Specific: There is a huge difference between “I want our orders to be shipped timely.” and “I want 95 percent of our orders to go out the same day they are received.” Be as specific as you can, and include metrics wherever possible.

Measureable: There’s an old adage that says, “What gets measured, gets done.” Establishing concrete metrics for your goals allows for closer monitoring of the progress being made. “I want everyone to work hard,” can only be measured subjectively; “I want everyone to pull 25 orders a day” can be objectively measured.

Attainable: If someone doesn't have the authority to make something happen, it isn't going to happen. You can't remove dead stock from a warehouse if you don't have the authority to dump it or discount it. Set your goals with such clarity that you and your team can achieve results.

Realistic: If your goal is unrealistic, you will never achieve it. “Double your sales in the next two months,” is highly unrealistic. As a result, your sales reps will not even try. “Within the next 12 months increase your sales by 20 percent,” is a much more realistic goal – plus, it is specific and measureable.
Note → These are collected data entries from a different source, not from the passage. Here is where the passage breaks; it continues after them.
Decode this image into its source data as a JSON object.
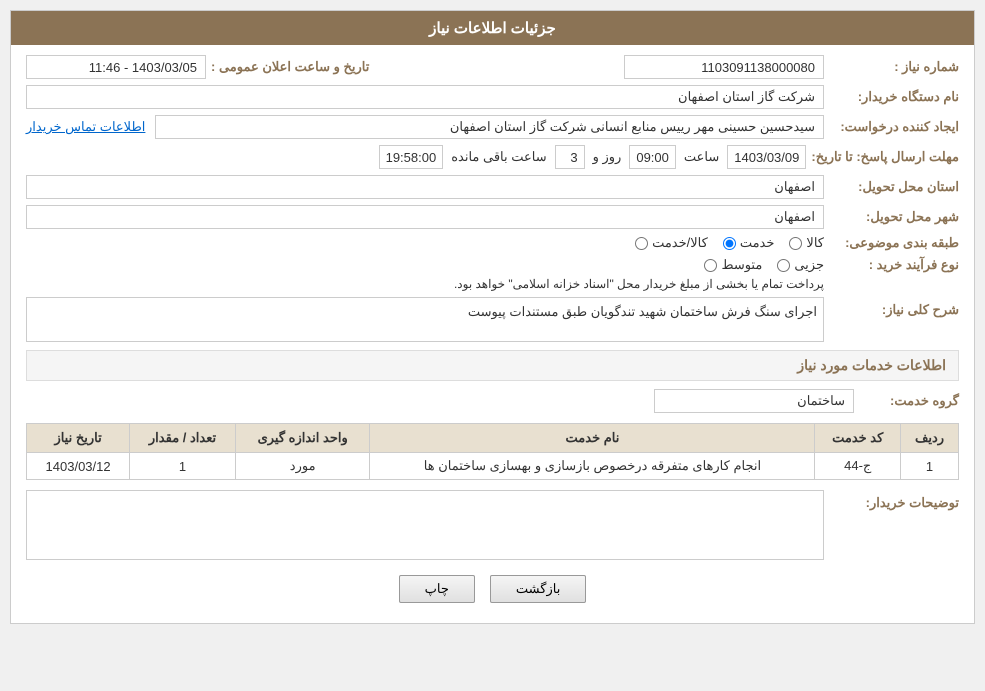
{
  "header": {
    "title": "جزئیات اطلاعات نیاز"
  },
  "fields": {
    "need_number_label": "شماره نیاز :",
    "need_number_value": "1103091138000080",
    "buyer_label": "نام دستگاه خریدار:",
    "buyer_value": "شرکت گاز استان اصفهان",
    "requester_label": "ایجاد کننده درخواست:",
    "requester_value": "سیدحسین حسینی مهر رییس منابع انسانی شرکت گاز استان اصفهان",
    "contact_link": "اطلاعات تماس خریدار",
    "deadline_label": "مهلت ارسال پاسخ: تا تاریخ:",
    "date_value": "1403/03/09",
    "time_label": "ساعت",
    "time_value": "09:00",
    "day_label": "روز و",
    "day_value": "3",
    "remaining_label": "ساعت باقی مانده",
    "remaining_value": "19:58:00",
    "public_announcement_label": "تاریخ و ساعت اعلان عمومی :",
    "public_announcement_value": "1403/03/05 - 11:46",
    "province_delivery_label": "استان محل تحویل:",
    "province_delivery_value": "اصفهان",
    "city_delivery_label": "شهر محل تحویل:",
    "city_delivery_value": "اصفهان",
    "category_label": "طبقه بندی موضوعی:",
    "category_options": [
      "کالا",
      "خدمت",
      "کالا/خدمت"
    ],
    "category_selected": "خدمت",
    "process_label": "نوع فرآیند خرید :",
    "process_options": [
      "جزیی",
      "متوسط",
      ""
    ],
    "process_note": "پرداخت تمام یا بخشی از مبلغ خریدار محل \"اسناد خزانه اسلامی\" خواهد بود.",
    "description_label": "شرح کلی نیاز:",
    "description_value": "اجرای سنگ فرش ساختمان شهید تندگویان طبق مستندات پیوست"
  },
  "services_section": {
    "title": "اطلاعات خدمات مورد نیاز",
    "group_label": "گروه خدمت:",
    "group_value": "ساختمان",
    "table": {
      "headers": [
        "ردیف",
        "کد خدمت",
        "نام خدمت",
        "واحد اندازه گیری",
        "تعداد / مقدار",
        "تاریخ نیاز"
      ],
      "rows": [
        {
          "row": "1",
          "code": "ج-44",
          "name": "انجام کارهای متفرقه درخصوص بازسازی و بهسازی ساختمان ها",
          "unit": "مورد",
          "quantity": "1",
          "date": "1403/03/12"
        }
      ]
    }
  },
  "buyer_notes": {
    "label": "توضیحات خریدار:",
    "value": ""
  },
  "buttons": {
    "print": "چاپ",
    "back": "بازگشت"
  }
}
Timely: If I were to instruct my staff to “Clean up that mess,” chances are there will be no urgency to get it done given their everyday responsibilities. However, if the directive was “Clean up that mess by Friday,” there is a much greater chance of it getting done. Including a timeframe for your goals creates a specific target for accountability and improves the chances of attainment.

Setting goals is a great first step, but achievement should be your ultimate objective. Following the SMART method won’t guarantee success, but it will give you a greater chance of realizing your objectives.